Home | About | Sematext search-lucene.com search-hadoop.com
 Search Hadoop and all its subprojects:

Switch to Threaded View
HBase >> mail # dev >> State of the 0.94 tests


Copy link to this message
-
Re: State of the 0.94 tests
I looked back through the failures. I had recently enabled all "ubuntu" build vms for the 0.94 builds.
It turns out that most of the environment issues occur on ubuntu2. I excluded that from the build vms.
-- Lars

________________________________
 From: Andrew Purtell <[EMAIL PROTECTED]>
To: "[EMAIL PROTECTED]" <[EMAIL PROTECTED]>
Sent: Sunday, October 7, 2012 1:36 AM
Subject: Re: State of the 0.94 tests
 
Too many open files usually is an environment issue.

Lars, you should consider setting up a private Jenkins as a sanity check.

On Oct 7, 2012, at 2:41 PM, lars hofhansl <[EMAIL PROTECTED]> wrote:

> Looks like after all that whining I finally got a successful build.
> But I lost confidence in the current 0.94 code line.
>
> Still, it is possible that all of these were environmental issue.

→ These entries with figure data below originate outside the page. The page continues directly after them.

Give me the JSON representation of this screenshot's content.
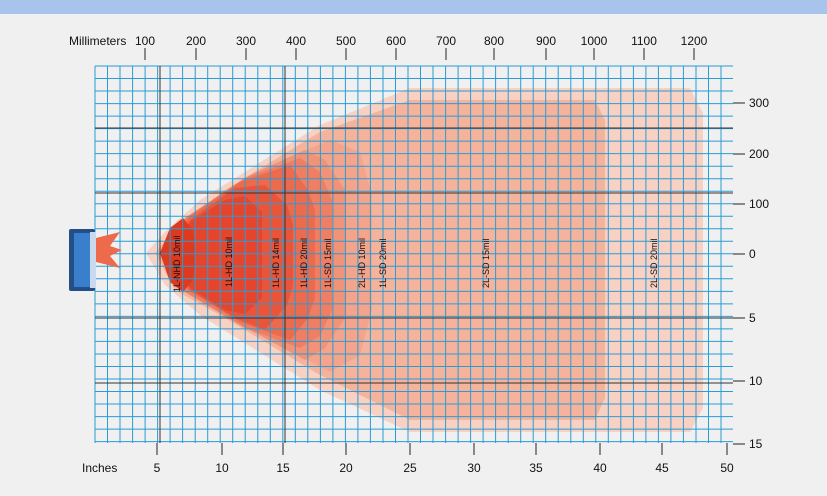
{
  "axes": {
    "top_label": "Millimeters",
    "bottom_label": "Inches",
    "mm_ticks": [
      "100",
      "200",
      "300",
      "400",
      "500",
      "600",
      "700",
      "800",
      "900",
      "1000",
      "1100",
      "1200"
    ],
    "inch_ticks": [
      "5",
      "10",
      "15",
      "20",
      "25",
      "30",
      "35",
      "40",
      "45",
      "50"
    ],
    "right_mm_ticks": [
      "300",
      "200",
      "100",
      "0"
    ],
    "right_inch_ticks": [
      "5",
      "10",
      "15"
    ]
  },
  "zones": [
    {
      "label": "1L-NHD 10mil",
      "color": "#e03a1e"
    },
    {
      "label": "1L-HD 10mil",
      "color": "#e6452c"
    },
    {
      "label": "1L-HD 14mil",
      "color": "#ea553a"
    },
    {
      "label": "1L-HD 20mil",
      "color": "#ee6a4d"
    },
    {
      "label": "1L-SD 15mil",
      "color": "#f07e62"
    },
    {
      "label": "2L-HD 10mil",
      "color": "#f29277"
    },
    {
      "label": "1L-SD 20mil",
      "color": "#f4a48b"
    },
    {
      "label": "2L-SD 15mil",
      "color": "#f5b39c"
    },
    {
      "label": "2L-SD 20mil",
      "color": "#f8d1c3"
    }
  ],
  "colors": {
    "grid": "#2a9bd6",
    "background": "#f0f0f0",
    "header_bar": "#a9c4ec",
    "scanner_body": "#2f6eb5"
  },
  "icons": [
    "scanner-icon"
  ]
}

If we can get a few more successful runs, it could be OK.
>
> -- Lars
>
>
>
> ________________________________
> From: lars hofhansl <[EMAIL PROTECTED]>
> To: hbase-dev <[EMAIL PROTECTED]>
> Sent: Saturday, October 6, 2012 11:11 PM
> Subject: State of the 0.94 tests
>
> I've been trying (essentially the entire day) getting a successful jenkins build for 0.94 (triggering the test run periodically from my phone). Not a *single* run succeeded.
> This is clearly not acceptable. Something is off.
>
> The tests that fails the most frequently are:
> - TestSplitTransactionOnCluster.testShouldThrowIOExceptionIfStoreFileSizeIsEmptyAndSHouldSuccessfullyExecuteRollback
> - TestSplitTransactionOnCluster.testShouldClearRITWhenNodeFoundInSplittingState
> (The failure cause most of the time is too many files open, but also fail because of unavailable regions).
>
> Both tests were added recently (since 0.94.2RC2). See HBASE-6854 and HBASE-6853.
>
> Either there is something wrong with the tests, or we introduced some problems in the code base.
>
> Note that I am not dinging these two changes specifically. Both were fixes with a lot of thought and care behind them.
>
> There are also various time out issues in other tests.
>
> These were all the fixes added since the last RC:
> [HBASE-4565] - Maven HBase build broken on cygwin with copynativelib.sh call
> [HBASE-6299] - RS starting region open while failing ack to HMaster.sendRegionOpen() causes inconsistency in HMaster's region state and a series of successive problems
> [HBASE-6679] - RegionServer aborts due to race between compaction and split
> [HBASE-6688] - folder referred by thrift demo app instructions is outdated
> [HBASE-6854] - Deletion of SPLITTING node on split rollback should clear the region from RIT
> [HBASE-6871] - HFileBlockIndex Write Error in HFile V2 due to incorrect split into intermediate index blocks
> [HBASE-6888] - HBase scripts ignore any HBASE_OPTS set in the environment
> [HBASE-6889] - Ignore source control files with apache-rat
> [HBASE-6900] - RegionScanner.reseek() creates NPE when a flush or compaction happens before the reseek.
> [HBASE-6901] - Store file compactSelection throws ArrayIndexOutOfBoundsException
> [HBASE-6906] - TestHBaseFsck#testQuarantine* tests are flakey due to TableNotEnabledException
> [HBASE-6912] - Filters are not properly applied in certain cases
> [HBASE-6916] - HBA logs at info level errors that won't show in the shell
> [HBASE-6920] - On timeout connecting to master, client can get stuck and never make progress
> [HBASE-6927] - WrongFS using HRegionInfo.getTableDesc() and different fs for hbase.root and fs.defaultFS
> [HBASE-6946] - JavaDoc missing from release tarballs
> [HBASE-5582] - "No HServerInfo found for" should be a WARNING message
> [HBASE-6914] - Scans/Gets/Mutations don't give a good error if the table is disabled.
> [HBASE-6853] - IllegalArgument Exception is thrown when an empty region is spliitted.
>
> Unless somebody (Ram :) ) speaks up I will roll back HBASE-6854 and HBASE-6853 (and maybe HBASE-6299)
>
> I could also roll all of these back except HBASE-6920 (which is the one that sunk the last RC). And leave the rest of the next RC.